Le supplice de Godon
Dorian Godon portait, hier matin, au départ à Dole les stigmates de sa
chute de la veille dans le final de la douzième étape, à Chalon-sur-Saône.
Le champion de France 2025 a terminé dernier de l’étape, hier, au lendemain de sa chute, incapable de se mettre en danseuse et le dos en compote. Mais il tient bon sur le Tour.
«Je vais essayer de m’accrocher dans l’optique de jours meilleurs»
- DOR'IAN GODON
18 Jul 2026 - L'Équipe
PIERRE MENJOT
BELFORT- Quelles drôles d’idées traversent parfois l’esprit des cyclistes. Hier matin, on croyait voir un octogénaire descendre du car de Netcompany-Ineos, de profil pour avaler les cinq marches sans avoir à courber l’échine, accroché à la porte pour enfin poser le pied par terre. C’était Dorian Godon. Et qu’a fait le champion de France 2025 ? Il est monté sur son vélo, là encore au ralenti, et a avalé la plus longue étape du Tour 2026 (205,9 km). « C’est un battant, un gars dur », louait Daryl Impey, son directeur sportif.
Jeudi, le Lyonnais a été pris dans la chute juste avant la ligne d’arrivée à Chalon-sur-Saône. Pas de fracture ni de commotion. Mais « je n’ai pas très bien dormi, confiait-il hier. J’ai eu du mal à me lever. J’ai le dos vraiment contracturé, les muscles ont encaissé plutôt que les os ou les articulations, ce qui m’a permis de ne rien avoir de cassé. »
« Quand il s’est réveillé, on ne savait pas s’il pourrait prendre le départ », avouait son DS. Un nouveau protocole commotion passé avec succès, des pansements sur le coude droit, et Godon était donc bien là, à Dole. Et il a vécu une sale journée, comme imaginé. « Ça roulait à bloc, c’était prévisible, mais peut-être pas trois heures de course à 50 à l’heure non plus », rouspétait-il.

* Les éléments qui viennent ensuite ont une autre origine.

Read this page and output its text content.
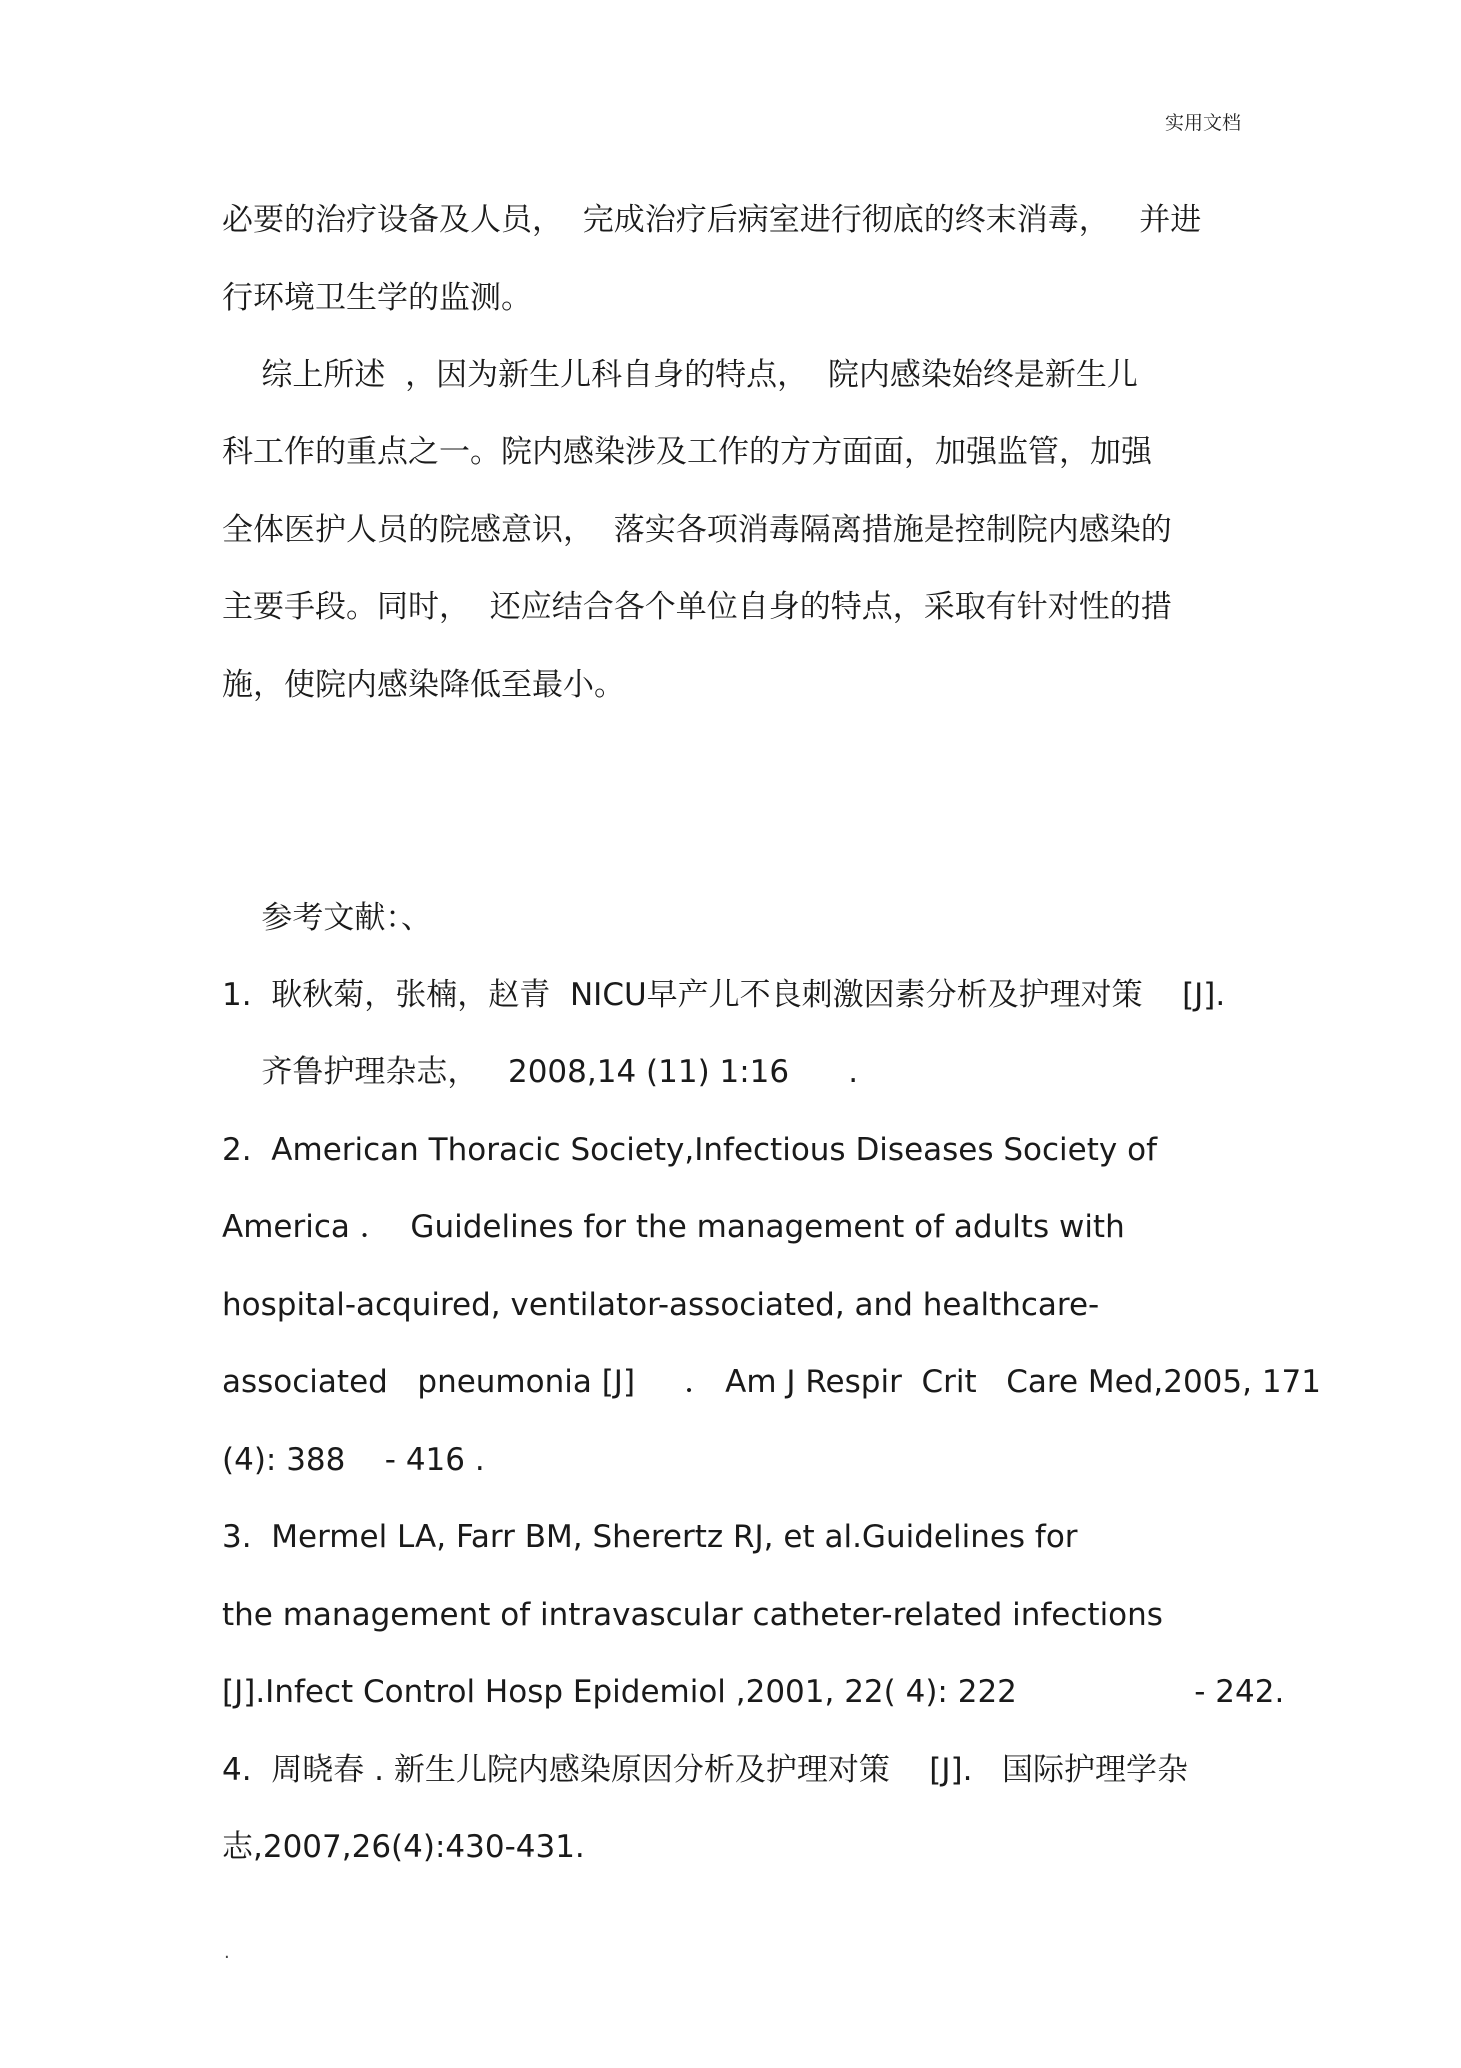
实用文档
必要的治疗设备及人员，  完成治疗后病室进行彻底的终末消毒，   并进
行环境卫生学的监测。
综上所述  ，因为新生儿科自身的特点，  院内感染始终是新生儿
科工作的重点之一。院内感染涉及工作的方方面面，加强监管，加强
全体医护人员的院感意识，  落实各项消毒隔离措施是控制院内感染的
主要手段。同时，  还应结合各个单位自身的特点，采取有针对性的措
施，使院内感染降低至最小。
参考文献：、
1.  耿秋菊，张楠，赵青  NICU早产儿不良刺激因素分析及护理对策    [J].
齐鲁护理杂志，   2008,14 (11) 1:16      .
2.  American Thoracic Society,Infectious Diseases Society of
America ．  Guidelines for the management of adults with
hospital-acquired, ventilator-associated, and healthcare-
associated   pneumonia [J]     ． Am J Respir  Crit   Care Med,2005, 171
(4): 388    - 416 .
3.  Mermel LA, Farr BM, Sherertz RJ, et al.Guidelines for
the management of intravascular catheter-related infections
[J].Infect Control Hosp Epidemiol ,2001, 22( 4): 222                  - 242.
4.  周晓春 . 新生儿院内感染原因分析及护理对策    [J].   国际护理学杂
志,2007,26(4):430-431.
.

On l’a aperçu en queue de peloton, descendre à sa voiture pour prendre des bidons, les remonter aux copains, glisser à nouveau jusqu’à la voiture médicale, se tortillant comme une anguille, incapable de tenir sa position sur sa selle alors que les premiers reliefs vosgiens se rapprochaient. « Après, j’ai pété en premier. Il y avait un bon gruppetto, donc ça allait, mais j’étais mort. Je ne peux pas me mettre en danseuse, donc les relances, à bloc dans les virages où à 70 sur le plat, c’est galère. Ce n’est pas hyper évident de rouler, mais on s’adapte. »
Le moustachu a franchi la ligne seul, à cinq secondes du gruppetto et à 24’57’’ de Schmid, largement dans les délais (ils étaient de 44’28’’). Enfin au bout de son calvaire, il a soufflé un grand coup, avalé les boissons de récupération et donné son bidon à un gamin, au prix d’un gros effort pour se baisser et le ramasser sur son cadre. Le début de journée, très plat et vent dans le dos, l’a sauvé hier.
Mais les deux étapes à venir, 3800 mètres de dénivelé positif aujourd’hui jusqu’au Markstein, presque 4000 demain, paraissent deux haies impossibles à franchir. « Je vais essayer de dormir, je ne me pose pas trop de questions, balayait-il. Déjà ce matin (hier) je ne me voyais pas faire ce que j’ai fait, après être tombé sur le dos à près de 70 km/h. Je ne me fixe pas d’objectif, pas de limite, j’en ai juste bien chié. Je vais essayer de m’accrocher dans l’optique de jours meilleurs. »
Il est peu probable qu’ils arrivent sur ce Tour, où Godon rêvait d’une victoire, notamment à Voiron ou sur les Champs-Élysées en dernière semaine. « On va l’accompagner, voir s’il passe une nuit sans se réveiller, encore le surveiller et vraiment donner la priorité à sa santé » , assurait Impey. Santé qu’il met à rude épreuve.